Risks and benefits
Using machines to give financial advice can make investing and other financial decisions cheaper, turn swathes of left-out consumers into new savers and investors and remove human bias in deciding where and when assets should be bought or sold.
But so-called robo-advisors also bring new risks, ranging from technological glitches to making mistakes by misinterpreting what a consumer or investor really want and, perhaps more importantly, need.
This was the message from US and European experts brought together to discuss the rise of machines using algorithms rather than humans to give advice on investment decisions and other relevant choices related to retirement, pensions, mortgages and debt management. It is a fast-growing trend that is bound to increase in size and scope as automation swallows up a broad range of human activity.
The discussion – on October 4 in Syracuse, Italy -- was part of ING’s Think Forward Initiative, which together with the London-based Centre for Economic Policy Research seeks to bring together global experts to find out how and why people make financial decisions. The initiative’s goal is to inspire solutions to everyday money problems and future financial challenges. The Think Forward Initiative's goal is to find out how people make certain choices, and help them make better ones. It was initiated by ING, Dell EMC, Deloitte, Dimension Data and the Centre for Economic Policy Research. The wider TFI network consists of more than 200 different organisations (including universities, NGOs, companies, etc.) and more than 1,200 individuals, of which approximately half are researchers.
The case of robo-advising goes straight to the heart of the matter – essentially, can ordinary investors now and in the future rely on technological systems that cut way back on direct human interaction?
As chief executive of Betterment, a New York-based online investment house that uses tech to decide portfolios, Dan Egan clearly thinks so. He told the group that investing properly is time-consuming and complex. Robo-advising is a way of pushing that to one side. “We…try to make (clients) spend as little of their life as possible worrying about money,” Egan said.
Betterment has also shown the growth potential of robo-advising. Egan said that when he joined the company five years ago it had around 15,000 customers and just less than $100 million in assets under management. Today’s equivalent figures are 400,000 and $15 billion.
Karen Croxson, head of research and deputy chief economist at Britain’s Financial Conduct Authority (FCA), also saw great potential in robo-advising as a way of ensuring that financial advice is suitable, consumers are protected and more people are brought into the investment world. Indeed, the FCA supports the concept of robo-advising to help financial markets work for consumers, and particularly to safeguard the vulnerable.
Croxson said robo-advisors can close what she called the “advice gap” which exists between sophisticated, often wealthy, investors and those who are poorer with less knowledge of financial systems. We see evidence of poor decisions in many areas of personal finance, she said, so robo-advising can help to lower costs, provide 24/7 tailored advice, make faster and less human-biased decisions, and provide regulators such as the FCA with an easily auditable trail for accountability.

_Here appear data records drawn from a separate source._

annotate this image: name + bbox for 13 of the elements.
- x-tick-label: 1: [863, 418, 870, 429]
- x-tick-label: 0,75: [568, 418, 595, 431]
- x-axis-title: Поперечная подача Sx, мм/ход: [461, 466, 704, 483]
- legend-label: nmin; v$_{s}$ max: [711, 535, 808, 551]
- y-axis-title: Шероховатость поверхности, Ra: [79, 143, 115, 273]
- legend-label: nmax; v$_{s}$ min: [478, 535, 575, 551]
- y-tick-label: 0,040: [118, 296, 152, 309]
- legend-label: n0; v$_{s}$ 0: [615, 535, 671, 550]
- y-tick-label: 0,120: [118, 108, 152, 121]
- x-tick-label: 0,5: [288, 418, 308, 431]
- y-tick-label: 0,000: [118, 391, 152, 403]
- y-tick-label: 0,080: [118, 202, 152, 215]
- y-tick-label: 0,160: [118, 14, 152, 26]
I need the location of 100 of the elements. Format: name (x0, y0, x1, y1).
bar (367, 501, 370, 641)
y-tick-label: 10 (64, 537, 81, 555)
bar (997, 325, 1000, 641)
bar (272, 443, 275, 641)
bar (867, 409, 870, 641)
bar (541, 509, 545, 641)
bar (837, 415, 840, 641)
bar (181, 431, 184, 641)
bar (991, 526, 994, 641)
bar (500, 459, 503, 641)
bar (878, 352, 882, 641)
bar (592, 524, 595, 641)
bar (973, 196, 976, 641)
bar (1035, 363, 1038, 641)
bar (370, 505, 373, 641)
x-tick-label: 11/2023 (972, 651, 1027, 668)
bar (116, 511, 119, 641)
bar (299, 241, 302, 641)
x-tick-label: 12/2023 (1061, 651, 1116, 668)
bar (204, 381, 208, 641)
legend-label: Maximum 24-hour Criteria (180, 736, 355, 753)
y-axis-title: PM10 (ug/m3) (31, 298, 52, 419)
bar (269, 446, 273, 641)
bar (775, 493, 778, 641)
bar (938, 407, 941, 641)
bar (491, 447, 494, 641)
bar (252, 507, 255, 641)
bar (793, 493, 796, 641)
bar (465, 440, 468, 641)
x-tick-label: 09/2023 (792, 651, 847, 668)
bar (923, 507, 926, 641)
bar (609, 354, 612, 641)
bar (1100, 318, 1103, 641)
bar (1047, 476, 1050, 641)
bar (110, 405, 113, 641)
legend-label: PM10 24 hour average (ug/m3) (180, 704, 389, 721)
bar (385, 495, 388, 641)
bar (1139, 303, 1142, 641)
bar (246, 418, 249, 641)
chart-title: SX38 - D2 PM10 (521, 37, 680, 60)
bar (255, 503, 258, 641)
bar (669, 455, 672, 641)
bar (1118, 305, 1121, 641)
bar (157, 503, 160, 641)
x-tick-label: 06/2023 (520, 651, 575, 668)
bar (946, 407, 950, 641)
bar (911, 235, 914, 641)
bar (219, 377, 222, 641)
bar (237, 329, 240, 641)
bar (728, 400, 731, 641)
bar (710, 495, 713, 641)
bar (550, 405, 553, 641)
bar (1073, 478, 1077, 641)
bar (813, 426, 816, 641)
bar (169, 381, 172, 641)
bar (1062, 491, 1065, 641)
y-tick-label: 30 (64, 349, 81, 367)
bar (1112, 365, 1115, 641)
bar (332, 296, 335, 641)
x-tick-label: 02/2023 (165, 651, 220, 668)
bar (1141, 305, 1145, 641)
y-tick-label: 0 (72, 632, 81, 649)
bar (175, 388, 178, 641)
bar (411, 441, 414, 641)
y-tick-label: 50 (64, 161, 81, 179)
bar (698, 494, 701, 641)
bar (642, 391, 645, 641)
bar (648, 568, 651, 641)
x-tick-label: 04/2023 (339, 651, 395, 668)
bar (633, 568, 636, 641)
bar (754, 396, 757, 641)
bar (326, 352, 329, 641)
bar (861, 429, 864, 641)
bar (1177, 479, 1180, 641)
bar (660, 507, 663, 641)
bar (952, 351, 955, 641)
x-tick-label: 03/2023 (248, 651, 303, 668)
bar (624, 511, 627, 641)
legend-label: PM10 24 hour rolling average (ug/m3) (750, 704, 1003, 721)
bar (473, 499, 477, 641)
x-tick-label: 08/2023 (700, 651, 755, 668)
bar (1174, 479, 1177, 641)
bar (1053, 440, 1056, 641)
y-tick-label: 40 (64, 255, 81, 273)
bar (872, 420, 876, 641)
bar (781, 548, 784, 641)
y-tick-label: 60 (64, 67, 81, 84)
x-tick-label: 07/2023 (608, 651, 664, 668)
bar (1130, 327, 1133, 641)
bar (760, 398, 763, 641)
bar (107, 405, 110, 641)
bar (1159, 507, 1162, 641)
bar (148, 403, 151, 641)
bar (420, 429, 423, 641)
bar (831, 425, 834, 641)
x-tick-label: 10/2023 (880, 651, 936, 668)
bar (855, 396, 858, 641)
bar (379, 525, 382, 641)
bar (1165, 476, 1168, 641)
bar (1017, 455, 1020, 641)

Is widespread robo-advice really a panacea?
But there are pitfalls, particularly in mismatching individuals’ risk preferences. Algorithms, for example, may be fine for people fitting a specific profile, but not good at handling outliers. Similarly, Croxson said studies have shown that the surveys or questionnaires that robo-advisors require from clients in order to make decisions are not always as good as humans at picking up biases, such as over-confidence. "There have been some suggestions that human advisors can consider a broader range of variables, soft variables that are harder to capture with automated tools,” she said.

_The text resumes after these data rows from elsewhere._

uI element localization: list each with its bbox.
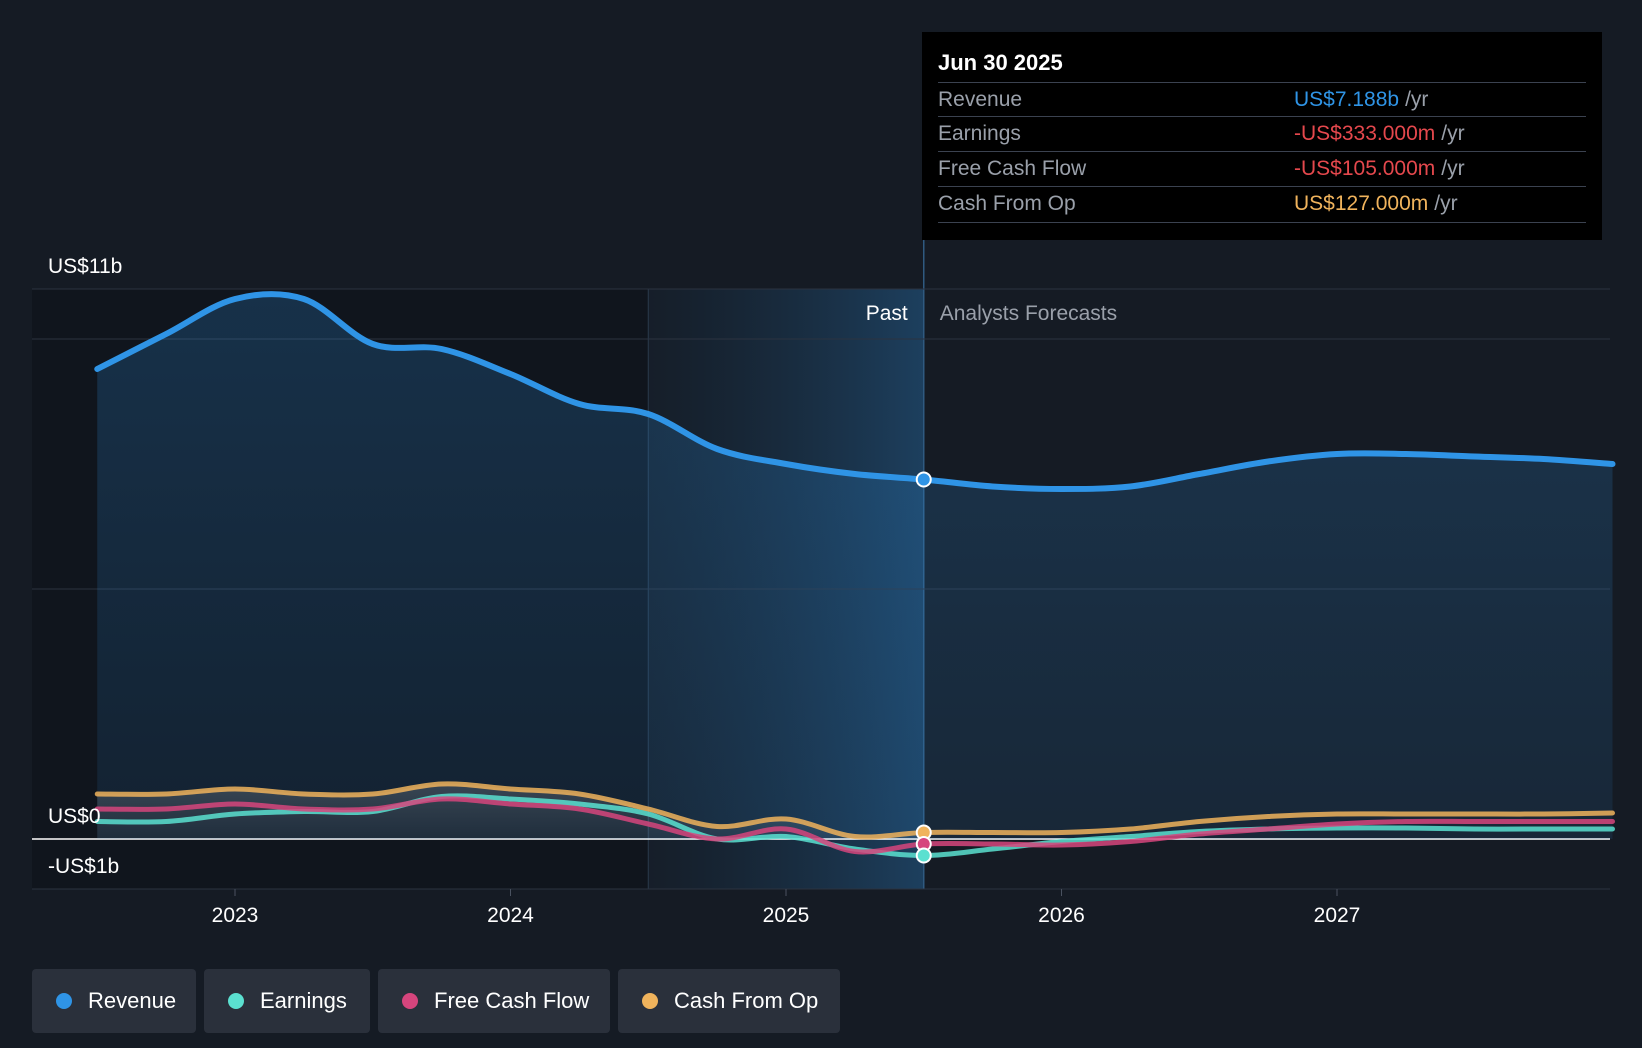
free-cash-flow-line — [94, 796, 1615, 855]
y-tick-label: -US$1b — [48, 855, 119, 878]
legend-item-revenue[interactable]: Revenue — [32, 969, 196, 1033]
tooltip-divider — [938, 222, 1586, 223]
x-tick-label: 2025 — [763, 904, 810, 927]
revenue-point — [915, 471, 932, 488]
x-tick-label: 2023 — [212, 904, 259, 927]
tooltip-date: Jun 30 2025 — [938, 50, 1063, 75]
legend-item-earnings[interactable]: Earnings — [204, 969, 370, 1033]
legend-label: Cash From Op — [674, 988, 819, 1013]
tooltip-value: US$127.000m/yr — [1294, 192, 1458, 215]
cash-from-op-line — [94, 781, 1615, 840]
legend-item-free-cash-flow[interactable]: Free Cash Flow — [378, 969, 610, 1033]
tooltip-row-cash-from-op: Cash From Op US$127.000m/yr — [938, 186, 1586, 222]
legend-label: Revenue — [88, 988, 177, 1013]
tooltip-label: Cash From Op — [938, 192, 1076, 215]
tooltip: Jun 30 2025 Revenue US$7.188b/yr Earning… — [922, 32, 1602, 240]
legend-item-cash-from-op[interactable]: Cash From Op — [618, 969, 840, 1033]
y-tick-label: US$11b — [48, 255, 122, 278]
x-tick-label: 2027 — [1314, 904, 1361, 927]
tooltip-label: Earnings — [938, 122, 1021, 145]
tooltip-row-revenue: Revenue US$7.188b/yr — [938, 82, 1586, 118]
revenue-dot-icon — [56, 993, 72, 1009]
small-series-area — [97, 783, 924, 839]
tooltip-value: US$7.188b/yr — [1294, 88, 1429, 111]
tooltip-label: Free Cash Flow — [938, 157, 1087, 180]
past-label: Past — [866, 302, 908, 325]
earnings-dot-icon — [228, 993, 244, 1009]
y-tick-label: US$0 — [48, 805, 101, 828]
legend-label: Free Cash Flow — [434, 988, 590, 1013]
forecast-label: Analysts Forecasts — [940, 302, 1117, 325]
x-tick-label: 2026 — [1038, 904, 1085, 927]
earnings-point — [915, 847, 932, 864]
revenue-area — [97, 293, 1613, 840]
free-cash-flow-dot-icon — [402, 993, 418, 1009]
tooltip-row-free-cash-flow: Free Cash Flow -US$105.000m/yr — [938, 151, 1586, 187]
tooltip-row-earnings: Earnings -US$333.000m/yr — [938, 116, 1586, 152]
tooltip-value: -US$105.000m/yr — [1294, 157, 1465, 180]
tooltip-label: Revenue — [938, 88, 1023, 111]
x-tick-label: 2024 — [487, 904, 534, 927]
cash-from-op-dot-icon — [642, 993, 658, 1009]
tooltip-value: -US$333.000m/yr — [1294, 122, 1465, 145]
legend-label: Earnings — [260, 988, 347, 1013]
revenue-line — [94, 290, 1616, 492]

Similar risks were highlighted by Francesco D'Acunto, assistant professor of finance at Boston College, who presented some academic research into robo-advising. Like the others, D’Acunto said machines could broaden the investor base by cutting costs, particularly given that affordability is often a reason given by people for not investing.

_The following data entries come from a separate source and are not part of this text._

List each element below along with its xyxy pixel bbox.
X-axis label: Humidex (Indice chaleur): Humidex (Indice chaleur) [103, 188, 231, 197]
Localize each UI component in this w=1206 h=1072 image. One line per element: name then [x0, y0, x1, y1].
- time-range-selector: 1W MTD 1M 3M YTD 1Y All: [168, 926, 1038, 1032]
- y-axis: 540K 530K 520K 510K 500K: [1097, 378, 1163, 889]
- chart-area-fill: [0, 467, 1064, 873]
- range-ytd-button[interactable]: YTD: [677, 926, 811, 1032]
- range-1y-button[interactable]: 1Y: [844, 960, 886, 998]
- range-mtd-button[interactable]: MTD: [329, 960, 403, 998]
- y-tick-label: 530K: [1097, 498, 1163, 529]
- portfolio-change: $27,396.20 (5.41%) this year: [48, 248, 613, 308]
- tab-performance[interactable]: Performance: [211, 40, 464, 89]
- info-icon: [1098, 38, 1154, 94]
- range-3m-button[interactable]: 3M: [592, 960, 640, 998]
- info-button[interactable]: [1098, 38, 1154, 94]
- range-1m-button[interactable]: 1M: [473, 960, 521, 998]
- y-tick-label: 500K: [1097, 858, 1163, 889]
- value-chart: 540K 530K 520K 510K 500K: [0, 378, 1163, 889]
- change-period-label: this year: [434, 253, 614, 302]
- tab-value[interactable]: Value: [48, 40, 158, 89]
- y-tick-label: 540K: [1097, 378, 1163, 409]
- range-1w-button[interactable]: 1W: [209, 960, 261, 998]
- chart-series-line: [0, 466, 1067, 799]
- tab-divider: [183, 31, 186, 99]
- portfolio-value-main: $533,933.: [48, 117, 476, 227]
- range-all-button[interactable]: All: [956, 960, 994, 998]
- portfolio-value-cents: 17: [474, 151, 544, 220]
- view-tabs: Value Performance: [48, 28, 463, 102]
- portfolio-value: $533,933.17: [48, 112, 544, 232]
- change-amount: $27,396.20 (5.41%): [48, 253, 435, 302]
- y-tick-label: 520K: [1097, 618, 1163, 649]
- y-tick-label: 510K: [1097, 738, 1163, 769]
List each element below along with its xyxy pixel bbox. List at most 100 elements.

But he noted that using robo-advising tended to lead to the investor’s disengagement – that is, they leave it to the machine. This may be fine when it comes to accumulating wealth, he said, but not at, say, retirement when a person needs to decumulate it.
In the meantime, D’Acunto also cited evidence that people were more likely to use automation if they are asked to approve the machine’s decision beforehand. In other words, they wanted to maintain some control.
This gelled with Croxson’s view that a human may need to be involved to ensure that automation does not create too much risk for people.
So robo-advising is clearly on its way to becoming a big player in the world’s financial system, but it is perhaps not yet time that the machines take over completely.